No matter what we put them through or how we maintain them, our bodies work amazingly well. And because they function only at a narrow range of temperatures, they have ways to control heat.
Work environments can challenge that ability to maintaining a low (or high) enough temperature. When hot conditions cause even our heat-regulation itself to break down, a downward spiral can land us in OSHA’s database of work-related deaths.
How we cool down
We have two main strategies for keeping cool. One is pumping hot blood to surface of the skin to be air-cooled, and the other is evaporation, in other words sweating.
The closer the air temperature is to our body temperature of around 98.6 F, the less easily we can get rid of heat by pumping blood or sweating, especially when it’s humid.
Also, remember that sweating uses up water and salts, so we need to keep supplying ourselves with those ingredients or our cooling and other systems may fail.
When cooling fails
When we’re too hot, our body tries to do something about it. Our heart pumps faster and our blood vessels get wider to help get more hot blood to our skin. Both make our work harder, often moving 2 to 4 times as much blood per minute than normal.
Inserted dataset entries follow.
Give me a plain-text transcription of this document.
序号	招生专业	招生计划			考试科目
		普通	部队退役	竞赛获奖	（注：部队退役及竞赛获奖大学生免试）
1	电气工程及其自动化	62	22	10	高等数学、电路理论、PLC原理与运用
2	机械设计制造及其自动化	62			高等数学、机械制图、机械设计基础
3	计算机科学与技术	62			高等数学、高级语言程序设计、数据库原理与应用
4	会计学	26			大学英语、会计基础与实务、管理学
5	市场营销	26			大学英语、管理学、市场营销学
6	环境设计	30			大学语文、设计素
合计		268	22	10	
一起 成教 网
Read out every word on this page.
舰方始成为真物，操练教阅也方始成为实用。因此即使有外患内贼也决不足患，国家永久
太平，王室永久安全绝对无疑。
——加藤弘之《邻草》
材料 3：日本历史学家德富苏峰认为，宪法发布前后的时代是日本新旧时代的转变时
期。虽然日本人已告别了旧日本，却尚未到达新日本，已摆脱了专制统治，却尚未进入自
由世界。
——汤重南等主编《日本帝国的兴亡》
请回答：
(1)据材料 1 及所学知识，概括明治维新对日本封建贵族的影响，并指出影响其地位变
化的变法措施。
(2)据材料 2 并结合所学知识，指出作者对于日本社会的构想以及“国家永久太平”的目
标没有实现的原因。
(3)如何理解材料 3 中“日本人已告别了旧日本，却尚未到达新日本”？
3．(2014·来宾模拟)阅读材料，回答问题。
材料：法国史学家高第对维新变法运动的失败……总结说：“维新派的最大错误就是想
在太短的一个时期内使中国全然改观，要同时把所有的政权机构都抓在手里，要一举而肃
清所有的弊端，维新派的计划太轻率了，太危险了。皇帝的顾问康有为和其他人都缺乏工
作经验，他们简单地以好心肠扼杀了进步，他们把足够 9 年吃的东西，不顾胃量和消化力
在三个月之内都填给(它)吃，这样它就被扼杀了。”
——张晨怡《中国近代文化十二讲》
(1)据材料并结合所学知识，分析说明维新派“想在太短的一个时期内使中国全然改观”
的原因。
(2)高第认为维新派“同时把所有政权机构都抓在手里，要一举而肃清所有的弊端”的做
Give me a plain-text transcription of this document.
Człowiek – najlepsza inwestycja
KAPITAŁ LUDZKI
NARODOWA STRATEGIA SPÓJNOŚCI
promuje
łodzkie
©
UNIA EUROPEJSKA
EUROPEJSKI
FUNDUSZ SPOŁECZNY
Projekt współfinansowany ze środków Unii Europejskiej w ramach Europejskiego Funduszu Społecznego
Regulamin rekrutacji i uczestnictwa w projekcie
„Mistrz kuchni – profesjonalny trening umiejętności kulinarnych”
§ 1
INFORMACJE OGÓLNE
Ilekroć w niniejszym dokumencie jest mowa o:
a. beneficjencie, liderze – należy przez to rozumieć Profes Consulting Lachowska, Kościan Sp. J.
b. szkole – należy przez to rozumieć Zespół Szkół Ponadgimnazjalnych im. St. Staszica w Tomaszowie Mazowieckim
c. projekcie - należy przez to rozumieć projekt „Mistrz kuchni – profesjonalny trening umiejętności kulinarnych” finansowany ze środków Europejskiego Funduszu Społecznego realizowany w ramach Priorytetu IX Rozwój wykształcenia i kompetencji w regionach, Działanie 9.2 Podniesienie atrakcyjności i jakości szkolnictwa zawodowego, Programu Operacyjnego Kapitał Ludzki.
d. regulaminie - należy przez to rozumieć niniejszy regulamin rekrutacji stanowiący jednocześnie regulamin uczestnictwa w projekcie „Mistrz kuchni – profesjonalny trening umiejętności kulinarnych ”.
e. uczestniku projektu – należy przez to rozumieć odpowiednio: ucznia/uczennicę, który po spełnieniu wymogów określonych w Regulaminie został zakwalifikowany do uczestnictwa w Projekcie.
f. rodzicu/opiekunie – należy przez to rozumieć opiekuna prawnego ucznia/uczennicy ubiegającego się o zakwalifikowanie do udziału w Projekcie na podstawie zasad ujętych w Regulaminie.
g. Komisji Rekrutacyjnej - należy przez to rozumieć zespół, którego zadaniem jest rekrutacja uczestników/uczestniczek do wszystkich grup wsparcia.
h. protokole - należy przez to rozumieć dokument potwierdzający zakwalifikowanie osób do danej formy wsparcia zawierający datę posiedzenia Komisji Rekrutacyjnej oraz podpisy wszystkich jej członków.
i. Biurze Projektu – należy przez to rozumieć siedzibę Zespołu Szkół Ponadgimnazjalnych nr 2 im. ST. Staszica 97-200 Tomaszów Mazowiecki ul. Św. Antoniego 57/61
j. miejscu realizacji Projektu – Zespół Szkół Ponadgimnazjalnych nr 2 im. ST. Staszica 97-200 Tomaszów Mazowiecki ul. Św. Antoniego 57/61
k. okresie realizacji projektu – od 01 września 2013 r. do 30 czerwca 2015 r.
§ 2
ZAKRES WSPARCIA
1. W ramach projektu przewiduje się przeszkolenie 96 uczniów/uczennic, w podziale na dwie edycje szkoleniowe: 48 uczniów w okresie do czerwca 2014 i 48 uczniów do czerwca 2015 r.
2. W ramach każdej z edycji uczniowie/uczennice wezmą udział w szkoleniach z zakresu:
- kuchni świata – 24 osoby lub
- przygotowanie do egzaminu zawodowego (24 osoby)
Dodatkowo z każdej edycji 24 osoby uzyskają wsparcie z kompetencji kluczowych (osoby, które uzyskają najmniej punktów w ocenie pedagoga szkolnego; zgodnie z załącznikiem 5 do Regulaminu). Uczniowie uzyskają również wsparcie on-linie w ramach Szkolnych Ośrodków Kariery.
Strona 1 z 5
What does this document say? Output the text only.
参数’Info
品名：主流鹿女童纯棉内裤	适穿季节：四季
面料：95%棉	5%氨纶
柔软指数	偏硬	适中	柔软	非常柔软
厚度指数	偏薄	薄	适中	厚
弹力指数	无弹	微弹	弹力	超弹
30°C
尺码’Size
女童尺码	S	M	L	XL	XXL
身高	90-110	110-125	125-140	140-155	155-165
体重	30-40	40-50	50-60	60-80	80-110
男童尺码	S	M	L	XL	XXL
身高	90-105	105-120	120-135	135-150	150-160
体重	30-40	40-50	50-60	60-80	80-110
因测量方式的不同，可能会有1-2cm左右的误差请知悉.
The salt and other minerals we lose when we sweat are needed for other uses, too. Our entire nervous system, including our brain, needs them for sending information and our muscles use them every time they move. In fact when salts and other minerals get too low, our body snaps into action to hold on to them. That’s why people suffering heat stress typically stop sweating, which only makes things worse.
The combination of wide-open blood vessels and the loss of brain-firing minerals stops our brain from working well. You may become irritable, unable to focus on anything, unwilling to drink fluids, and become sick and faint. Death isn’t especially uncommon, and it can be quick and very surprising to coworkers.
How to prevent heat illnesses
Safe working conditions in warm weather are the most important answer. Good air conditioning, ventilation and fans can work wonders. Plenty of drinking water is critical and cycles of work and rest are important. Also, we get better at tolerating heat and cold with practice, so newer workers may need time get used to working in the heat. The time may vary with physical condition, age and experience.
Most importantly, take heat-related illness very seriously. Notice how you feel and look for signs of illness in others. If there are warning signs, act immediately.